Судьба нас занесла в балку, которая находилась прям у забора авиационного предприятия, на коем все мы и трудились на благо нашей Родины, укрепляя ВВС. Сия балка, смею заверить, не была какой-то мусорной свалкой (мы на помойках не пили), а вполне приличное место, где покоится прах жертв фашизма. Не подумайте шо мы какие-то там вандалы, места там много, и мы расположились вдали от мемориальных плит под сенью деревьев, дабы не смущать покоящихся своим присутствием. Тяпнули по-маленько, но беседа не клеилась, толи жара мешала, а может девки на пляжу, тут и появился друг Лёха прям из заводского дырявого забора таща огромный плафон от светильника. Такое явление нас не удивило, так-так сиими проходами пользовались все кому ни лень, хозяйственный народ тащил все, что было нужно для дома для семьи, и при этом производство процветало, не то что сейчас поставили израильский забор (тырить усё равно нечего) - и банкроты, грёбаный капитализм вобчем. Наш несун махнул нам рукой и двинул стороной от нашей поляны, но мы знали, что он не из тех, кто любит падать на "хвост", но от угощения не откажется. Пойла у нас было в избытке, и лишний рот (рот друга должен залит более твоего) нам не помеха.

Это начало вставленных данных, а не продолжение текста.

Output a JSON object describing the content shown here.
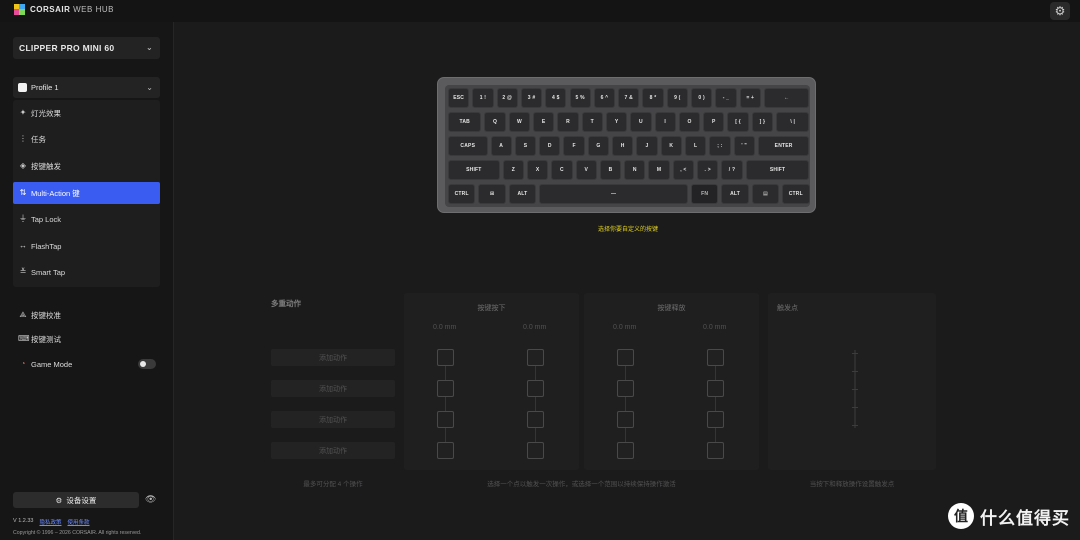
{
  "header": {
    "brand_strong": "CORSAIR",
    "brand_light": "WEB HUB",
    "settings_icon": "gear-icon"
  },
  "sidebar": {
    "device": "CLIPPER PRO MINI 60",
    "profile": "Profile 1",
    "menu": [
      {
        "label": "灯光效果",
        "icon": "sparkle-icon",
        "active": false
      },
      {
        "label": "任务",
        "icon": "tasks-icon",
        "active": false
      },
      {
        "label": "按键触发",
        "icon": "layers-icon",
        "active": false
      },
      {
        "label": "Multi-Action 键",
        "icon": "multi-action-icon",
        "active": true
      },
      {
        "label": "Tap Lock",
        "icon": "tap-lock-icon",
        "active": false
      },
      {
        "label": "FlashTap",
        "icon": "flashtap-icon",
        "active": false
      },
      {
        "label": "Smart Tap",
        "icon": "smart-tap-icon",
        "active": false
      }
    ],
    "tools": [
      {
        "label": "按键校准",
        "icon": "calibrate-icon"
      },
      {
        "label": "按键测试",
        "icon": "key-test-icon"
      },
      {
        "label": "Game Mode",
        "icon": "game-mode-icon",
        "toggle": false
      }
    ],
    "device_settings": "设备设置",
    "version": "V 1.2.33",
    "privacy_link": "隐私政策",
    "terms_link": "使用条款",
    "copyright": "Copyright © 1996 – 2026 CORSAIR. All rights reserved."
  },
  "keyboard": {
    "rows": [
      [
        "ESC",
        "1 !",
        "2 @",
        "3 #",
        "4 $",
        "5 %",
        "6 ^",
        "7 &",
        "8 *",
        "9 (",
        "0 )",
        "- _",
        "= +",
        "←"
      ],
      [
        "TAB",
        "Q",
        "W",
        "E",
        "R",
        "T",
        "Y",
        "U",
        "I",
        "O",
        "P",
        "[ {",
        "] }",
        "\\ |"
      ],
      [
        "CAPS",
        "A",
        "S",
        "D",
        "F",
        "G",
        "H",
        "J",
        "K",
        "L",
        "; :",
        "' \"",
        "ENTER"
      ],
      [
        "SHIFT",
        "Z",
        "X",
        "C",
        "V",
        "B",
        "N",
        "M",
        ", <",
        ". >",
        "/ ?",
        "SHIFT"
      ],
      [
        "CTRL",
        "⊞",
        "ALT",
        "—",
        "FN",
        "ALT",
        "▤",
        "CTRL"
      ]
    ],
    "hint": "选择你要自定义的按键"
  },
  "multi_action": {
    "title": "多重动作",
    "actions": [
      "添加动作",
      "添加动作",
      "添加动作",
      "添加动作"
    ],
    "footer": "最多可分配 4 个操作",
    "press_title": "按键按下",
    "release_title": "按键释放",
    "distances": [
      "0.0 mm",
      "0.0 mm",
      "0.0 mm",
      "0.0 mm"
    ],
    "columns_footer": "选择一个点以触发一次操作，或选择一个范围以持续保持操作激活",
    "trigger_title": "触发点",
    "trigger_footer": "当按下和释放操作设置触发点"
  },
  "watermark": {
    "badge": "值",
    "text": "什么值得买"
  }
}
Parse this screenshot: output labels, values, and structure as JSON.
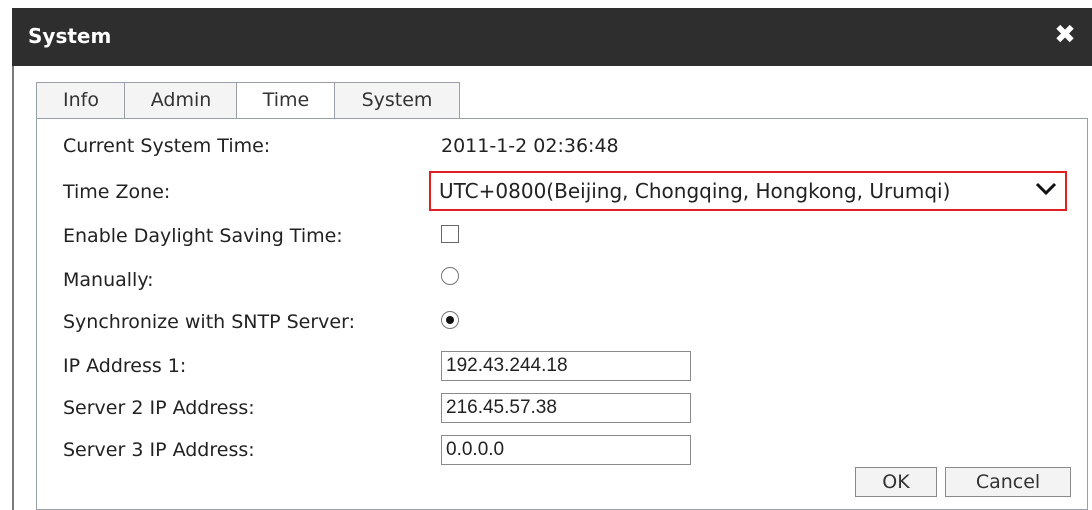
{
  "dialog": {
    "title": "System",
    "close_glyph": "✖"
  },
  "tabs": [
    {
      "label": "Info",
      "active": false
    },
    {
      "label": "Admin",
      "active": false
    },
    {
      "label": "Time",
      "active": true
    },
    {
      "label": "System",
      "active": false
    }
  ],
  "time": {
    "current_time_label": "Current System Time:",
    "current_time_value": "2011-1-2 02:36:48",
    "time_zone_label": "Time Zone:",
    "time_zone_value": "UTC+0800(Beijing, Chongqing, Hongkong, Urumqi)",
    "dst_label": "Enable Daylight Saving Time:",
    "dst_checked": false,
    "manual_label": "Manually:",
    "manual_selected": false,
    "sntp_label": "Synchronize with SNTP Server:",
    "sntp_selected": true,
    "ip1_label": "IP Address 1:",
    "ip1_value": "192.43.244.18",
    "ip2_label": "Server 2 IP Address:",
    "ip2_value": "216.45.57.38",
    "ip3_label": "Server 3 IP Address:",
    "ip3_value": "0.0.0.0"
  },
  "buttons": {
    "ok": "OK",
    "cancel": "Cancel"
  },
  "colors": {
    "titlebar": "#2e2e2e",
    "highlight": "#e02020",
    "border": "#9aa0a8"
  }
}
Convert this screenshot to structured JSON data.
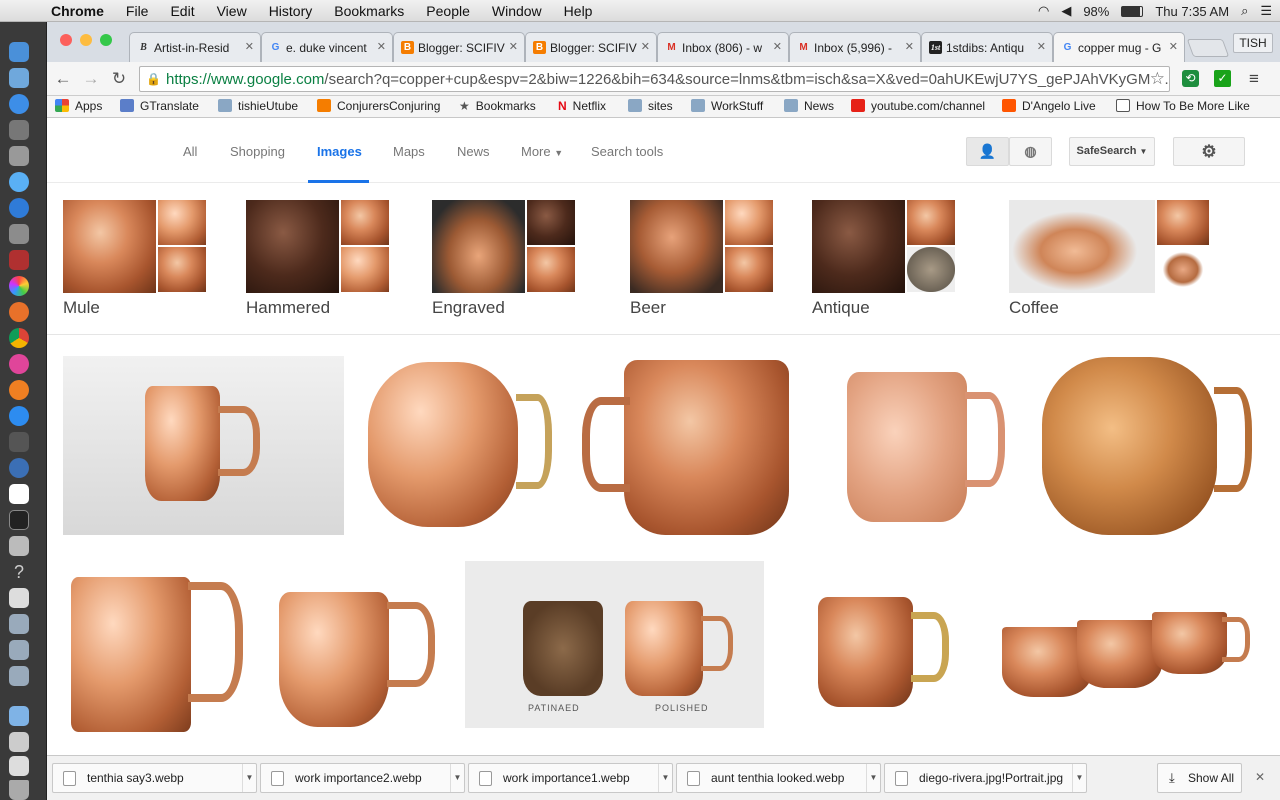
{
  "menubar": {
    "items": [
      "Chrome",
      "File",
      "Edit",
      "View",
      "History",
      "Bookmarks",
      "People",
      "Window",
      "Help"
    ],
    "battery": "98%",
    "clock": "Thu 7:35 AM"
  },
  "tabs": [
    {
      "icon": "B",
      "label": "Artist-in-Resid"
    },
    {
      "icon": "G",
      "label": "e. duke vincent"
    },
    {
      "icon": "B",
      "label": "Blogger: SCIFIV"
    },
    {
      "icon": "B",
      "label": "Blogger: SCIFIV"
    },
    {
      "icon": "M",
      "label": "Inbox (806) - w"
    },
    {
      "icon": "M",
      "label": "Inbox (5,996) -"
    },
    {
      "icon": "1st",
      "label": "1stdibs: Antiqu"
    },
    {
      "icon": "G",
      "label": "copper mug - G"
    }
  ],
  "profile": "TISH",
  "address": {
    "domain": "https://www.google.com",
    "path": "/search?q=copper+cup&espv=2&biw=1226&bih=634&source=lnms&tbm=isch&sa=X&ved=0ahUKEwjU7YS_gePJAhVKyGMK..."
  },
  "bookmarks": [
    "Apps",
    "GTranslate",
    "tishieUtube",
    "ConjurersConjuring",
    "Bookmarks",
    "Netflix",
    "sites",
    "WorkStuff",
    "News",
    "youtube.com/channel",
    "D'Angelo Live",
    "How To Be More Like"
  ],
  "search_tabs": [
    "All",
    "Shopping",
    "Images",
    "Maps",
    "News",
    "More",
    "Search tools"
  ],
  "safesearch": "SafeSearch",
  "related": [
    "Mule",
    "Hammered",
    "Engraved",
    "Beer",
    "Antique",
    "Coffee"
  ],
  "image_captions": {
    "patinaed": "PATINAED",
    "polished": "POLISHED"
  },
  "downloads": [
    "tenthia say3.webp",
    "work importance2.webp",
    "work importance1.webp",
    "aunt tenthia looked.webp",
    "diego-rivera.jpg!Portrait.jpg"
  ],
  "show_all": "Show All"
}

Лёха был натурой компанейской, работая художником, встречался с разнообразной публикой и обладал ценной информацией в виде новостей, сплетен и баек, вобчем коллективный разум решил, что сей фрукт подсластит наше кислое обчество и мы дружно призывно замахали руками. Надо сказать, Лёха нас был намного старше, имел красивую жену и двоих сыновей, которых очень любил, но дружбу нашу, несмотря на семейные узы, он ценил, да и евонна супруга была не против таковой так как Лёху опосля "творческих вечеров" доставляли домой в целости и сохранности, хотя, скажу вам, это не нравилось некоторым слоям "обчеста " которые сиё называли "аморалкой" (старый семейный дурак связался с молодыми дурнями, чему он их учит, лучше бы семьёй занялся) на что у него было своё мнение, он считал из его поколения одни спились (дебелы) другие корчат из себя порядочных (пьют на втихаря в одиночку) и через губу плюют на усих. Лёха заделал вид, что типо нас сразу не признал (узнал сразу, это у него от скромности, хоть и друзья, но всё-таки хвост) повесил свою ношу на сучок ближайшего дерева и пробурчал "Привет бояре". Смею напомнить, что ноша была плафоном от большого люминесцентного светильника, но на нём красовалась надпись, большими алыми буквами было начертано "опорный пункт правопорядка N(хер его знает, да и не упомнишь)".
Посыпались вопросы: чо за хрень? Лёха ответил, что секрету здесь ни каково нету, все просто, накатил он в кафешке стаканок сел на свой мотороллер, тут его и словил участковый (зверь еще тот), драндулет не регистрирован (на кой), прав нету (считал - ему они не нужны) да ещё и под мухой (а чё здесь такого) запахло телегой на работу ( премия,тринадцатя кобелю под хвост), это вам пофиг (не пофиг тож), а у меня семья, вот и отработал. Оценивши наши запасы брякнул "такое не потяну" ( в смысле финансовом), братва загалдела - за кого он нас считает, угощаем. Наливши скромно треть стакану (у нас в таких посиделках практиковалось самообслуживание, по совести и скоки кому влезет) Лёха опять брякнул "в войну салом отдам" подчеркивая этим своё равноправие, а в глубине своей доброй души считал, что сия напасть даже буржуям не нужна (работа наша хоть и кормит нас, но кобелю под хвост) и долг сей символичный.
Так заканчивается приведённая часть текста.